Striking Back Against the Three-Strikes Rule

As I noted yesterday, the idea of banning people from the Internet after "three strikes" is both outrageous and unworkable. One reason advanced for the latter is that people may be piggybacking on your wireless router, so they get the files and you get the blame.

That may well be true, but I find this rather weak as a potential defence, since it means that you would need to leave your router open, which many would be chary about. But I've just realised that there's a way to do this that goes beyond simply leaving it open and hoping: you join the Fon community, which is all about opening up your router in a controlled way. What's even better, is that it's backed by none other than BT in the UK:

BT and FON have joined forces to create a Wi-Fi community that allows its members to connect for free to thousands of places around the UK and the world, by simply sharing some of their Internet connection at home.
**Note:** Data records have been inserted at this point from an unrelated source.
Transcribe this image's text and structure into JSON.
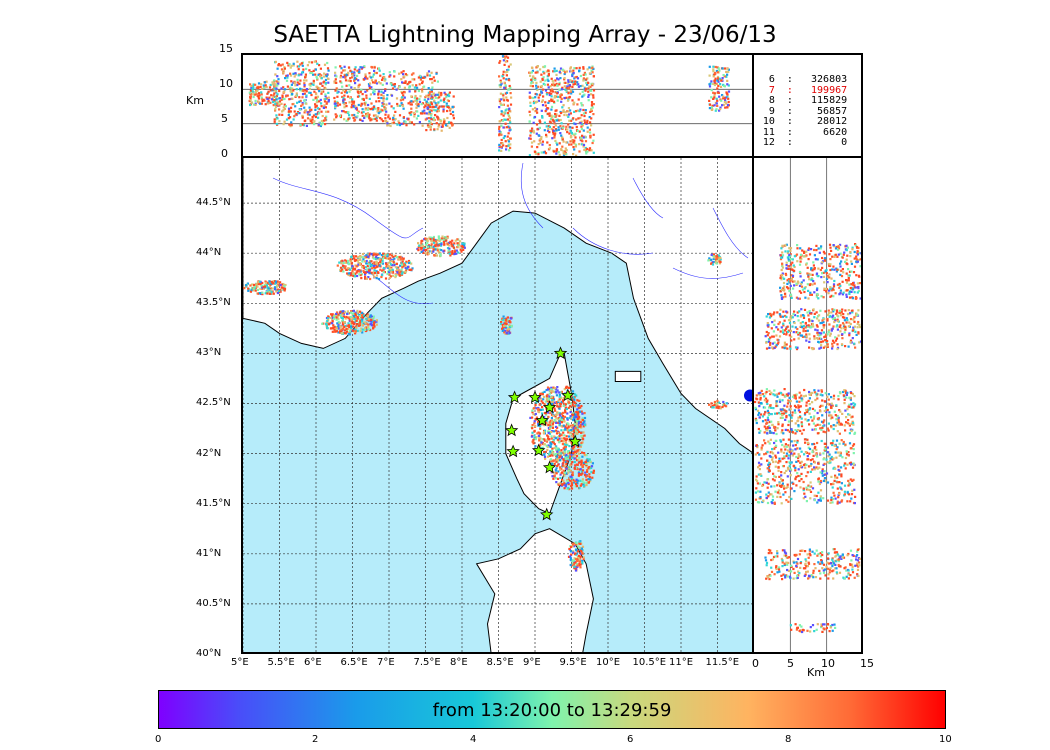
{
  "title": "SAETTA Lightning Mapping Array - 23/06/13",
  "altitude_panel": {
    "unit_label": "Km",
    "y_ticks": [
      "0",
      "5",
      "10",
      "15"
    ]
  },
  "side_panel": {
    "unit_label": "Km",
    "x_ticks": [
      "0",
      "5",
      "10",
      "15"
    ]
  },
  "map": {
    "lon_ticks": [
      "5°E",
      "5.5°E",
      "6°E",
      "6.5°E",
      "7°E",
      "7.5°E",
      "8°E",
      "8.5°E",
      "9°E",
      "9.5°E",
      "10°E",
      "10.5°E",
      "11°E",
      "11.5°E"
    ],
    "lat_ticks": [
      "40°N",
      "40.5°N",
      "41°N",
      "41.5°N",
      "42°N",
      "42.5°N",
      "43°N",
      "43.5°N",
      "44°N",
      "44.5°N"
    ],
    "sea_color": "#b6ecfa",
    "land_color": "#ffffff",
    "station_marker_color": "#7fff00",
    "stations": [
      {
        "lon": 9.35,
        "lat": 43.0
      },
      {
        "lon": 8.72,
        "lat": 42.56
      },
      {
        "lon": 9.0,
        "lat": 42.56
      },
      {
        "lon": 9.45,
        "lat": 42.58
      },
      {
        "lon": 9.2,
        "lat": 42.46
      },
      {
        "lon": 9.1,
        "lat": 42.33
      },
      {
        "lon": 8.68,
        "lat": 42.23
      },
      {
        "lon": 8.7,
        "lat": 42.02
      },
      {
        "lon": 9.05,
        "lat": 42.03
      },
      {
        "lon": 9.2,
        "lat": 41.86
      },
      {
        "lon": 9.55,
        "lat": 42.12
      },
      {
        "lon": 9.16,
        "lat": 41.39
      }
    ]
  },
  "stats": [
    {
      "label": " 6  :   326803",
      "color": "#000000"
    },
    {
      "label": " 7  :   199967",
      "color": "#e00000"
    },
    {
      "label": " 8  :   115829",
      "color": "#000000"
    },
    {
      "label": " 9  :    56857",
      "color": "#000000"
    },
    {
      "label": "10  :    28012",
      "color": "#000000"
    },
    {
      "label": "11  :     6620",
      "color": "#000000"
    },
    {
      "label": "12  :        0",
      "color": "#000000"
    }
  ],
  "colorbar": {
    "label": "from 13:20:00 to 13:29:59",
    "ticks": [
      "0",
      "2",
      "4",
      "6",
      "8",
      "10"
    ],
    "range": [
      0,
      10
    ]
  }
}
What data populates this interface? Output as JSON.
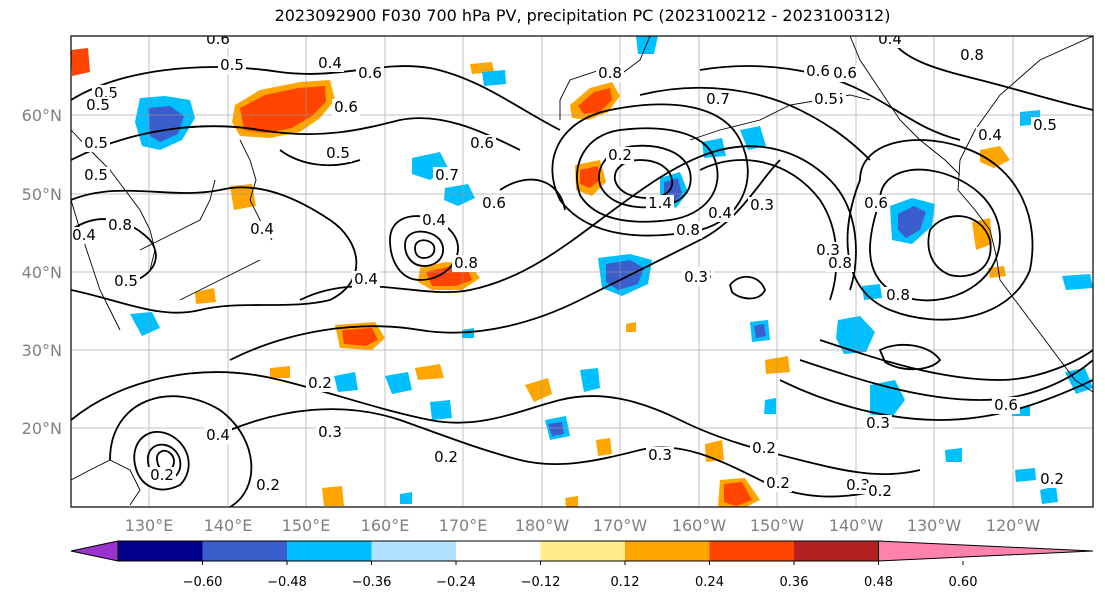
{
  "title": "2023092900 F030 700 hPa PV, precipitation PC (2023100212 - 2023100312)",
  "map": {
    "lat_labels": [
      "60°N",
      "50°N",
      "40°N",
      "30°N",
      "20°N"
    ],
    "lon_labels": [
      "130°E",
      "140°E",
      "150°E",
      "160°E",
      "170°E",
      "180°W",
      "170°W",
      "160°W",
      "150°W",
      "140°W",
      "130°W",
      "120°W"
    ],
    "contour_labels": [
      "0.6",
      "0.5",
      "0.5",
      "0.4",
      "0.6",
      "0.6",
      "0.5",
      "0.7",
      "0.5",
      "0.6",
      "0.4",
      "0.8",
      "0.6",
      "0.7",
      "0.6",
      "0.2",
      "1.4",
      "0.8",
      "0.4",
      "0.3",
      "0.3",
      "0.8",
      "0.6",
      "0.4",
      "0.8",
      "0.5",
      "0.4",
      "0.5",
      "0.4",
      "0.5",
      "0.8",
      "0.3",
      "0.2",
      "0.4",
      "0.3",
      "0.2",
      "0.2",
      "0.3",
      "0.2",
      "0.2",
      "0.3",
      "0.2",
      "0.6",
      "0.3",
      "0.2",
      "0.8",
      "0.5",
      "0.4",
      "0.5",
      "0.2",
      "0.6",
      "0.8",
      "0.5",
      "0.7",
      "0.4",
      "0.3",
      "0.2"
    ]
  },
  "colorbar": {
    "ticks": [
      "−0.60",
      "−0.48",
      "−0.36",
      "−0.24",
      "−0.12",
      "0.12",
      "0.24",
      "0.36",
      "0.48",
      "0.60"
    ],
    "colors": [
      "#9a32cd",
      "#00008b",
      "#3a5fcd",
      "#00bfff",
      "#b0e2ff",
      "#ffffff",
      "#ffec8b",
      "#ffa500",
      "#ff4500",
      "#b22222",
      "#ff82ab"
    ]
  }
}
This tie-up with BT always struck me as masterly, because it meant that Fon was suddenly "official", and not some wild hacker thing that ought to be shut down. And yet shutting it down is the only way you could stop strangers from downloading copyright material through your shared connection.

So the three-strikes idea comes down, in part, to this: whether the UK government really wants to scupper BT's attempts to provide "Wifi for everyone", as it puts it, to keep a few lazy media companies quiet for a while - until they realise that plan 'C' has failed too.